407.03(b) Nature of Responses
Fed. R. Civ. P. 36(a)(4) Answer. If a matter is not admitted, the answer must specifically deny it or state in detail why the answering party cannot truthfully admit or deny it. A denial must fairly respond to the substance of the matter; and when good faith requires that a party qualify an answer or deny only a part of a matter, the answer must specify the part admitted and qualify or deny the rest. The answering party may assert lack of knowledge or information as a reason for failing to admit or deny only if the party states that it has made reasonable inquiry and that the information it knows or can readily obtain is insufficient to enable it to admit or deny.
Fed. R. Civ. P. 36(a)(5) Objections. The grounds for objecting to a request must be stated. A party must not object solely on the ground that the request presents a genuine issue for trial.
Responses to requests for admission must be made in writing, and should include an answer or objection to each matter of which an admission is requested. [ Note 1.]
The Board prefers that the responding party reproduce each request immediately preceding the answer or objection thereto.
An answer must admit the matter of which an admission is requested, deny the matter, or state in detail the reasons why the responding party cannot truthfully admit or deny the matter. A denial shall fairly meet the substance of the requested admission, and when good faith requires that a party qualify an answer or deny only a part of the matter of which an admission is requested, the party shall specify as much of it as is true and qualify or deny the remainder. An answering party may not give lack of information or knowledge as a reason for failure to admit or deny unless the party states that the party has made reasonable inquiry and that the information known or readily obtainable by the party is insufficient to enable the party to admit or deny. [ Note 2.]

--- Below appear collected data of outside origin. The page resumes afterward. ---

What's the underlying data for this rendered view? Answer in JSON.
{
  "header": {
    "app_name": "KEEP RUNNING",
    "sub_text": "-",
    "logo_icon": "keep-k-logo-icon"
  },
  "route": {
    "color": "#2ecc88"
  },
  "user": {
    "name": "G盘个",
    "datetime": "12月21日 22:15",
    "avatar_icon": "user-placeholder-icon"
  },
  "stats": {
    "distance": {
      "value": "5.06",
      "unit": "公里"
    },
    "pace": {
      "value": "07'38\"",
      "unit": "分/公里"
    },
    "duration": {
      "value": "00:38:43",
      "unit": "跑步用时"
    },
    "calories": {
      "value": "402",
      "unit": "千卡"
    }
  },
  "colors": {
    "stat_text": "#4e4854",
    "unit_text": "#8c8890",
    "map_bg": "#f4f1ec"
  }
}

If the responding party objects to a request for admission, the reasons for objection must be stated. If a responding party believes that a matter of which an admission has been requested presents a genuine issue for trial, the party may not object to the request on that ground alone. Rather, the party may deny the matter; alternatively, the party may set forth reasons why it cannot admit or deny the matter. [ Note 3.]
It is generally inappropriate for a party to respond to requests for admission by filing a motion attacking them, such as a motion to strike, a motion to suppress, a motion for a protective order, etc. Rather, the party ordinarily should respond by answering those requests that it believes to be proper and stating its reasons for objection to those that it believes to be improper. [ Note 4.] See TBMP § 410. For information regarding a party’s duty to supplement requests for admissions, see TBMP § 408.03
NOTES:
1. Fed. R. Civ. P. 36(a).
2. Fed. R. Civ. P. 36(a).
3. Fed. R. Civ. P. 36(a).
4. Emilio Pucci International BV v. Sachdev, 118 USPQ2d 1383, 1385 (TTAB 2016).
407.03(c) Signature of Responses
Answers and objections to requests for admission may be signed either by the responding party, or by its attorney. [ Note 1.] However, an attorney who signs answers or objections to requests for admission risks becoming a witness or disqualification from representation. [ Note 2.]
NOTES:
1. Fed. R. Civ. P. 36(a)(3).
2. See 37 C.F.R. § 11.307. Cf. Allstate Insurance Co. v. Healthy America Inc., 9 USPQ2d 1663, 1666 n.4 (TTAB 1988).